Allen Ginsberg, "America" (was Re: Patriotism)

JKSCHW at aol.com JKSCHW at aol.com
Thu Feb 24 07:40:41 PST 2000


In a message dated Wed, 23 Feb 2000 11:32:14 PM Eastern Standard Time, Doug Henwood <dhenwood at panix.com> writes:


> JKSCHW at aol.com wrote:
>
> >One time when I was speaking against the coming Gulf War at OSU
> >in the fall of 90 to a pretty decent sized audience, I had a young ROTC type
> >attack my patriotism. I said, if I didn't care about my country, why would I
> >be doing this?
>
> Why your country? Why not solidarity with the people your country was
> attacking? Why do some geographical borders and a nation-state define
> a special kind of feeling for you?
>
> Doug

Are these mutually exclusive? I did and do feel solidarity with the Iraqi victims of the Gulf War and the embargo and at the time of the war backed up that feeling with action.

One reason one might be concerned about one own country, and even specially motivated to try and change its behavior, is that one feels its government should not be killing other people who have done us no harm. One might want one's country, partly because one has an identification with it, to do the right thing.

Of course, it is best if all governments do the right thing, but if the Iraqi government doesn't, I don't feel ashamed, as I do when the US misbehaves. I might be angry at the Iraqi government, but I lack the sense of ownership, the idea that my country's government is _mine_, with respect to that of another country. An identification is not, of course, blind and unthinking endorsement of everything that the government does, or it would make no sense to feel ashamed of its misbehavior. It is not a Rortyian feeling that I care more about Americans than I do about Iraqis, or that Americans are better or that our traditions are loftier, etc. It's just a sense of belonging, an ability to feel that this country, its past and future, are mine.

As for why one might feel this way, do you want a Kantian reason, a reason that all rational beings should so feel? I can't give you that. Unlike some people who call themselves patriots, a word I don't care to use because it is so sullied, I don't think that an American who doesn't feel this way is a bad person or defective in some way, or to be condemned for this lack of feeling. If you don't feel that way, that's OK, although if you don't feel that way because you think you can't care about the victims of US imperialism and also care about the United States and its people, I think you are mistaken.
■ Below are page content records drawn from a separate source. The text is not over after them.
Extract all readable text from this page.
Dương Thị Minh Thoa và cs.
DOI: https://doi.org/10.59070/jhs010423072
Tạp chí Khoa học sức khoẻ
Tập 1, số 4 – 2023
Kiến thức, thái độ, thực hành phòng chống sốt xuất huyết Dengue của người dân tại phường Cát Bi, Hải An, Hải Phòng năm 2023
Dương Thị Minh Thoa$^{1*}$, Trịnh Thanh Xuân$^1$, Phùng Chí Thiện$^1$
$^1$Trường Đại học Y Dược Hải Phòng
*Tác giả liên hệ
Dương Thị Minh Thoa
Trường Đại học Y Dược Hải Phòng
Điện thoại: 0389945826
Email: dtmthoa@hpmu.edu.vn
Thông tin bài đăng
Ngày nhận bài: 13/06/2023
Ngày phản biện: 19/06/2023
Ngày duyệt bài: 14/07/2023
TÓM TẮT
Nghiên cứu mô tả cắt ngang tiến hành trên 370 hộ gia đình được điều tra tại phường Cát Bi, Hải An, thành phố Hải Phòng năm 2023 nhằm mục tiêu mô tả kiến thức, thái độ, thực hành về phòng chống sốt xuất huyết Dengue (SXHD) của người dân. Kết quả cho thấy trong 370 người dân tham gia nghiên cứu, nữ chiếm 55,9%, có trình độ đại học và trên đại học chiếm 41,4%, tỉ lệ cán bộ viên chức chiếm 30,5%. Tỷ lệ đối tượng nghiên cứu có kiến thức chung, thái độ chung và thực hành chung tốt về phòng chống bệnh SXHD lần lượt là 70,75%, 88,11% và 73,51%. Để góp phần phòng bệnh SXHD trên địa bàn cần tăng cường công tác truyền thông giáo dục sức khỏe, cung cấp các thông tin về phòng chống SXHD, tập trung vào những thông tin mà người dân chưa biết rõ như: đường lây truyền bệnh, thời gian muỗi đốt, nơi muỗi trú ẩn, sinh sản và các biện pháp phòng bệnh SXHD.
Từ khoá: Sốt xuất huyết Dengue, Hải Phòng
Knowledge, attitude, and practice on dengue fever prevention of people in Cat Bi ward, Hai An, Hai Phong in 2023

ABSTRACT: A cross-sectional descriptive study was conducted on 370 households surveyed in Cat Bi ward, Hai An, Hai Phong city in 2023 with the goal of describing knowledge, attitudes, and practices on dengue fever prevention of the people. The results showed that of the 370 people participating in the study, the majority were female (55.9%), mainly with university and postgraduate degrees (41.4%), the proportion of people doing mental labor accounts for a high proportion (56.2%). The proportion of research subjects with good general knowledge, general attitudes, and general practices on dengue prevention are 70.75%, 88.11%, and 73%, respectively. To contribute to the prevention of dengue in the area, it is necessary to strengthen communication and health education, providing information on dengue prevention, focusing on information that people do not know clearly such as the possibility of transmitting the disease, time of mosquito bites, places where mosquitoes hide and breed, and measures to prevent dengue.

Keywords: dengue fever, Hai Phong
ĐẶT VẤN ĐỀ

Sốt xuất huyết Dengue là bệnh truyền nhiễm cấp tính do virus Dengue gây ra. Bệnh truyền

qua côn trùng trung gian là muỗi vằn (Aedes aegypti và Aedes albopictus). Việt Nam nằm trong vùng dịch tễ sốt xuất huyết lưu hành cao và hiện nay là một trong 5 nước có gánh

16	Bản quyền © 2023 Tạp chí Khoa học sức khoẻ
While I agree that feelings of this sort are subject to critical appraisal--I do not approve of someone who feels loyalty to "the white race," and not only because there is no such thing--I do not think that identification with one's own country, regarding it as _yours_ is that sort of case. It might be problematic if the identification was so absolute as to blank out criticism, as it often is in this country. But if I feel with Woody Guthrie that "this land belongs to you and me," does that make me a bad member of the internationalist community? Am I allowed no loyalties more narrow than the human race?